Listing 1 begins by setting a fixed editor that allows you to manually and retroactively revise individual actions of the clipboard. This also defines a directory for the contents of the clipboard. The command test in line 4 checks whether the directory already exists.

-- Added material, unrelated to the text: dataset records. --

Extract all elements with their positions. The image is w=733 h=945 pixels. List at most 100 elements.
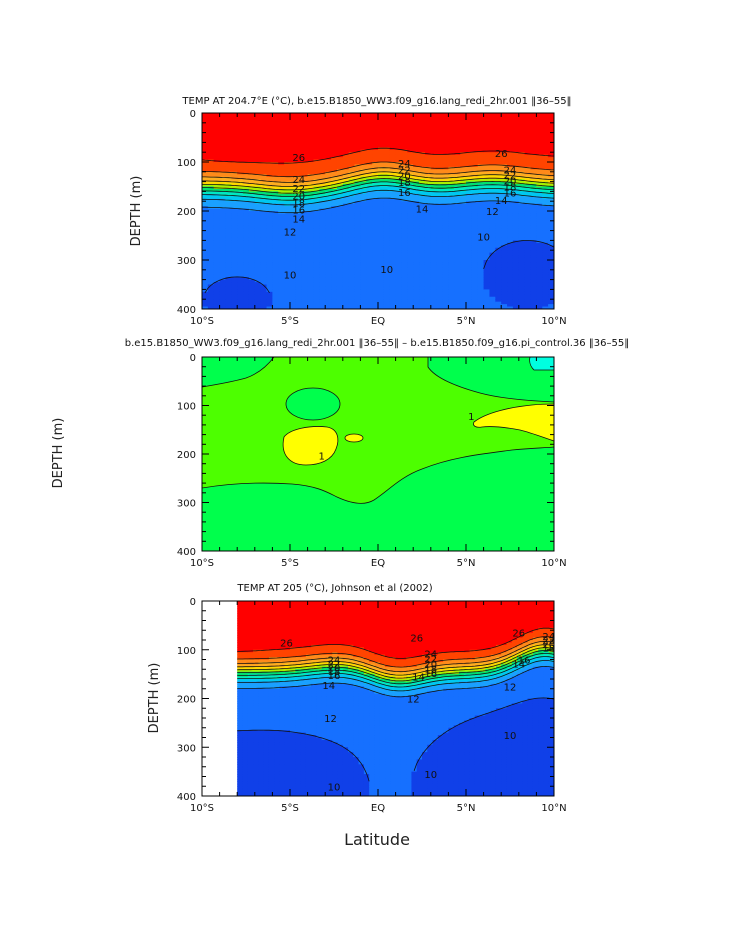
contour-label: 12 (407, 695, 420, 706)
x-tick-label: 10°N (541, 316, 566, 327)
contour-label: 24 (504, 165, 517, 176)
panel-2-title: b.e15.B1850_WW3.f09_g16.lang_redi_2hr.00… (125, 338, 630, 349)
y-tick-label: 200 (177, 207, 196, 218)
contour-label: 14 (495, 196, 508, 207)
contour-label: 14 (292, 214, 305, 225)
contour-label: 26 (292, 153, 305, 164)
panel-1-title: TEMP AT 204.7°E (°C), b.e15.B1850_WW3.f0… (181, 96, 571, 107)
contour-label: 24 (328, 656, 341, 667)
y-tick-label: 0 (190, 597, 196, 608)
diff-warm-patch-left (282, 426, 339, 466)
x-tick-label: 5°S (281, 558, 299, 569)
contour-label: 16 (518, 656, 531, 667)
contour-label: 26 (410, 634, 423, 645)
contour-line-26 (237, 636, 554, 668)
panel-3-ylabel: DEPTH (m) (147, 663, 162, 734)
contour-label: 16 (424, 669, 437, 680)
y-tick-label: 300 (177, 743, 196, 754)
panel-3-title: TEMP AT 205 (°C), Johnson et al (2002) (236, 583, 432, 594)
contour-line-14 (202, 185, 554, 201)
contour-label: 16 (328, 671, 341, 682)
panel-1-contour-labels: 2624222018161412101024222018161426242220… (284, 149, 517, 282)
contour-label: 12 (284, 228, 297, 239)
contour-label: 22 (542, 636, 555, 647)
contour-label: 14 (322, 681, 335, 692)
contour-line-8 (204, 240, 554, 294)
contour-line-14 (237, 656, 554, 688)
contour-label: 20 (504, 177, 517, 188)
panel-3-x-axis: 10°S 5°S EQ 5°N 10°N (190, 601, 567, 814)
contour-label: 14 (412, 673, 425, 684)
contour-label: 26 (495, 149, 508, 160)
contour-line-16 (202, 181, 554, 197)
contour-label: 26 (512, 629, 525, 640)
contour-label: 1 (468, 412, 474, 423)
contour-label: 18 (328, 667, 341, 678)
contour-line-18 (202, 178, 554, 194)
y-tick-label: 200 (177, 695, 196, 706)
contour-line-26 (202, 161, 554, 178)
y-tick-label: 400 (177, 547, 196, 558)
y-tick-label: 400 (177, 305, 196, 316)
x-tick-label: 10°N (541, 558, 566, 569)
contour-label: 14 (416, 205, 429, 216)
contour-label: 10 (477, 233, 490, 244)
contour-label: 20 (328, 663, 341, 674)
panel-3: TEMP AT 205 (°C), Johnson et al (2002) 2… (147, 583, 567, 814)
contour-label: 18 (292, 199, 305, 210)
contour-label: 12 (504, 682, 517, 693)
diff-cool-patch (285, 387, 341, 421)
y-tick-label: 0 (190, 109, 196, 120)
contour-label: 16 (504, 188, 517, 199)
diff-cool-region-lower (202, 446, 554, 551)
contour-label: 10 (284, 271, 297, 282)
contour-label: 16 (292, 206, 305, 217)
panel-3-y-axis: 0 100 200 300 400 (177, 597, 554, 803)
panel-1-plot (202, 113, 554, 309)
panel-2-ylabel: DEPTH (m) (51, 418, 66, 489)
contour-line-12 (202, 189, 554, 206)
panel-2-plot (202, 357, 554, 551)
x-tick-label: 5°S (281, 316, 299, 327)
contour-line-28 (202, 147, 554, 164)
diff-cyan-patch (529, 357, 554, 371)
x-tick-label: 5°N (457, 316, 476, 327)
contour-label: 22 (504, 171, 517, 182)
contour-label: 12 (324, 714, 337, 725)
x-tick-label: 10°S (190, 558, 214, 569)
contour-label: 18 (398, 178, 411, 189)
y-tick-label: 0 (190, 353, 196, 364)
contour-label: 24 (292, 175, 305, 186)
y-tick-label: 100 (177, 646, 196, 657)
diff-cool-region-right (427, 357, 554, 403)
contour-label: 24 (398, 159, 411, 170)
y-tick-label: 300 (177, 256, 196, 267)
contour-label: 22 (292, 184, 305, 195)
diff-warm-patch-small (344, 433, 364, 443)
panel-1-x-axis: 10°S 5°S EQ 5°N 10°N (190, 113, 567, 327)
diff-cool-region-upper (202, 357, 275, 388)
panel-1: TEMP AT 204.7°E (°C), b.e15.B1850_WW3.f0… (129, 96, 572, 327)
contour-line-12 (237, 660, 554, 692)
contour-line-18 (237, 650, 554, 682)
contour-label: 18 (504, 183, 517, 194)
contour-label: 14 (512, 659, 525, 670)
contour-line-24 (202, 167, 554, 183)
contour-label: 24 (542, 632, 555, 643)
diff-warm-patch-right (473, 403, 554, 442)
x-tick-label: 5°S (281, 803, 299, 814)
contour-label: 18 (542, 643, 555, 654)
contour-line-20 (202, 174, 554, 191)
contour-line-22 (237, 644, 554, 676)
contour-label: 20 (542, 640, 555, 651)
x-tick-label: 5°N (457, 558, 476, 569)
x-tick-label: 10°S (190, 316, 214, 327)
contour-line-20 (237, 647, 554, 679)
y-tick-label: 100 (177, 158, 196, 169)
contour-label: 22 (424, 655, 437, 666)
x-tick-label: EQ (371, 803, 385, 814)
contour-label: 10 (380, 265, 393, 276)
x-tick-label: EQ (371, 316, 385, 327)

If the check determines that there is no directory in existence, then it creates one.

Listing 1

Personal Clipboard

01 #!/bin/bash
02 EDITOR=gedit
03 STORAGEPATH=~/.clipboard
04 test ! -d $STORAGEPATH && mkdir $STORAGEPATH
06 for x in $(seq 1 10); do
07   test ! -f ${STORAGEPATH}/slot${x} && > ${STORAGEPATH}/slot${x}
08 done
10 action=$1
11 length=80
13 sp=$(zenity --list --title="Select slot" \
14      --text "Slot ${1}!\nCurrently in the clipboard: \
15             $(xclip -o | cut -c 1-${length})" \
16      --column "Slots" \
17      "Slot 1: $(cat ${STORAGEPATH}/slot1 | cut -c 1-${length})" \
18      "Slot 2: $(cat ${STORAGEPATH}/slot2 | cut -c 1-${length})" \
19      "Slot 3: $(cat ${STORAGEPATH}/slot3 | cut -c 1-${length})" \
20      "Slot 4: $(cat ${STORAGEPATH}/slot4 | cut -c 1-${length})" \
21      "Slot 5: $(cat ${STORAGEPATH}/slot5 | cut -c 1-${length})" \
22      "Slot 6: $(cat ${STORAGEPATH}/slot6 | cut -c 1-${length})" \
23      "Slot 7: $(cat ${STORAGEPATH}/slot7 | cut -c 1-${length})" \
24      "Slot 8: $(cat ${STORAGEPATH}/slot8 | cut -c 1-${length})" \
25      "Slot 9: $(cat ${STORAGEPATH}/slot9 | cut -c 1-${length})" \
26      "Slot 10: $(cat ${STORAGEPATH}/slot10 | cut -c 1-${length})" \
27      | sed "1 s/Slot /slot/1" | grep -Eo "slot[0-9]{1,2}")
29 if [ $action = "save" ] && [ $(echo -n $sp | wc -m) -gt 0 ] 2>/dev/null; then
30   xclip -o > ${STORAGEPATH}/${sp}
31 elif [ $action = "retrieve" ] && [ $(echo -n $sp | wc -m) -gt 0 ] 2>/dev/null; then
32   cat ${STORAGEPATH}/${sp} | xclip -i -selection primary
33   cat ${STORAGEPATH}/${sp} | xclip -i -selection secondary
34   cat ${STORAGEPATH}/${sp} | xclip -i -selection clipboard
35 elif [ $action = "delete" ] && [ $(echo -n $sp | wc -m) -gt 0 ] 2>/dev/null; then
36   > ${STORAGEPATH}/${sp}
37 elif [ $action = "edit" ] && [ $(echo -n $sp | wc -m) -gt 0 ] 2>/dev/null; then
39 fi

The code block at lines 6 through 8 creates the individual memory slots for the clipboard. A for loop operates from a list created by the command seq 1 10 . Within the block, between do and done , each digit appears instead of the line ${x} . Line 7 first tests whether the files slot1 to slot10 are in the directory. If this is true, then the redirection operator > gets executed at the end of line 7, creating the slot.

In line 10, the script grabs the first parameter passed on to the script and stores it in the variable action . Line 11 defines the maximum length of the character string, which should be displayed in the Zenity dialog. This prevents trying to store an excessively long string in one of the memory locations of the corresponding dialog. The first 80 characters should be plenty to indicate which text is saved to each slot.